Uygulamada, dört temel kaynak pozisyonu vardır (Şekil 3.13):

• Düz pozisyon: Bu pozisyonda, dolgu metali derzin üst tarafından itibaren doldurulur ve kaynağın yüzü yaklaşık olarak yataydır. Düz pozisyonda kaynak yapmak en basit ve en uygun tekniktir. En yüksek biriktirme hızları bu teknikle sağlanabilir ve mekanize veya otomatik kaynak tekniklerine kolayca uygulanabilir. Bu pozisyonda, ergimiş metal aşağı doğru ek yerine çekilir. Böylece daha hızlı ve daha kolay bir kaynak yapılır.

• Yatay pozisyon: Bu, konum dışı bir kaynak pozisyonudur. Kaynağın yatay bir yüzeyin üst tarafında ve yaklaşık olarak dikey bir yüzeye karşı gerçekleştirildiği kaynak konumudur. Düz pozisyona kıyasla daha zor bir pozisyondur ve kaynak operatörünün bunları iyi yapabilmesi için daha fazla beceri gerektirir.
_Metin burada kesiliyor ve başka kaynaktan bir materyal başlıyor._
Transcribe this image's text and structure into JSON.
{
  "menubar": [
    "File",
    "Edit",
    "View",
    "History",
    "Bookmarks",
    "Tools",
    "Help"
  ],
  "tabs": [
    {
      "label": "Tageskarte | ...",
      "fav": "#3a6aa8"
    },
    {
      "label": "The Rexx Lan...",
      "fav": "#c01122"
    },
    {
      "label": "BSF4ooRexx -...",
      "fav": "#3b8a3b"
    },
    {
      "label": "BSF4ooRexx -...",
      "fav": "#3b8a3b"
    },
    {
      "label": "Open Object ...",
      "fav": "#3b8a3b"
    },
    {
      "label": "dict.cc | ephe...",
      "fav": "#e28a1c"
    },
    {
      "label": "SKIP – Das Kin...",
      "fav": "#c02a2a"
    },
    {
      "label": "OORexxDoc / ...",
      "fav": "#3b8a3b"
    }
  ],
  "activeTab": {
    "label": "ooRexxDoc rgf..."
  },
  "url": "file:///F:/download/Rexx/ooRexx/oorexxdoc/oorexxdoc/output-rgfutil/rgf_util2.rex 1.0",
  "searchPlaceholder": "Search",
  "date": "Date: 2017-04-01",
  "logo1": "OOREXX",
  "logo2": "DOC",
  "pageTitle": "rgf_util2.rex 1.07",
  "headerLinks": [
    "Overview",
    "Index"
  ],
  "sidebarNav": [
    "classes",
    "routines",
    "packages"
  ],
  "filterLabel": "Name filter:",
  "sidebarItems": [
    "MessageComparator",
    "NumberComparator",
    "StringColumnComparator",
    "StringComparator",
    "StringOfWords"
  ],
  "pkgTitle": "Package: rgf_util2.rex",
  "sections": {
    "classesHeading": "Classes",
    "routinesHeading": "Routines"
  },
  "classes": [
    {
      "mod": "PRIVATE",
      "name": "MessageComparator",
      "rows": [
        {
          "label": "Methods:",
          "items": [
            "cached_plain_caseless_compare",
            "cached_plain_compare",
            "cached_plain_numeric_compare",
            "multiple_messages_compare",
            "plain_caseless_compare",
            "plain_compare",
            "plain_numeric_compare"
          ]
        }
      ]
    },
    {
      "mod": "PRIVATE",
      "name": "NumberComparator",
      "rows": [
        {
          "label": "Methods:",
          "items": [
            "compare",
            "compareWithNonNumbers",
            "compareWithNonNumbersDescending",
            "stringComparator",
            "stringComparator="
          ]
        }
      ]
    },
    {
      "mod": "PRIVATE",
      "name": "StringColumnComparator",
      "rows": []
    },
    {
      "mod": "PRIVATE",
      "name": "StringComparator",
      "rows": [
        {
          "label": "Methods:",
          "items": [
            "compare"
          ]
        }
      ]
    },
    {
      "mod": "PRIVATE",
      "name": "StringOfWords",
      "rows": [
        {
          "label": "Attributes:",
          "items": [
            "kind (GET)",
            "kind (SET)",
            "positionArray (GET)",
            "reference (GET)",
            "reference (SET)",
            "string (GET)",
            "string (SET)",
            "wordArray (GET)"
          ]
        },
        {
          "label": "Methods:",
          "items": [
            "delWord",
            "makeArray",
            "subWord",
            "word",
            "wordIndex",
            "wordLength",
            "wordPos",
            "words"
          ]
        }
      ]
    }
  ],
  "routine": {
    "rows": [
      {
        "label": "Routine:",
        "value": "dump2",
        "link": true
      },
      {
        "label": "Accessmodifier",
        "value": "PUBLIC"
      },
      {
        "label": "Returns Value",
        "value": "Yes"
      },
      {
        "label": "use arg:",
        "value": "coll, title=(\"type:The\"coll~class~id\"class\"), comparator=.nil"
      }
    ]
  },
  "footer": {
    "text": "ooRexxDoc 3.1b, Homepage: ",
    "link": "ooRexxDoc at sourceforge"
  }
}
• Düşey pozisyon: Bu pozisyonda hem plaka hem de kaynak dikey veya neredeyse dikey olarak uzanır. Düşey kaynak yaparken, yerçekimi kuvveti ergimiş metali aşağı doğru iter ve böylece yığılma eğilimi gösterir. Buna karşı koymak için yukarı veya aşağı dikey pozisyon kullanabilirsiniz.

• Tavan pozisyonu: Tüm pozisyonlar içinde en karmaşık ve en zor pozisyon, kaynak yapabilmek için özel becerilere ihtiyaç duyulan tavan pozisyonudur. Kaynak, birleşme yerinin alt tarafından yapılır ve kaynağın yüzü yataydır. Tavan pozisyonunda, derz üzerine biriken metal sarkma eğilimi gösterir ve bu da daha yüksek bir tepeye sahip bir dikiş ile sonuçlanır. Bunu önlemek için, ergimiş metal birikintisi küçük tutulmalıdır.

Kaynak birikintisi çok büyürse, ergimiş metalin soğuması için kaynak alevi bir anlığına uzaklaştırılmalıdır (Grill, 2019; wwsgroup, n.d.).

Şekil 3.13: Temel kaynak pozisyonları (Grill, 2019).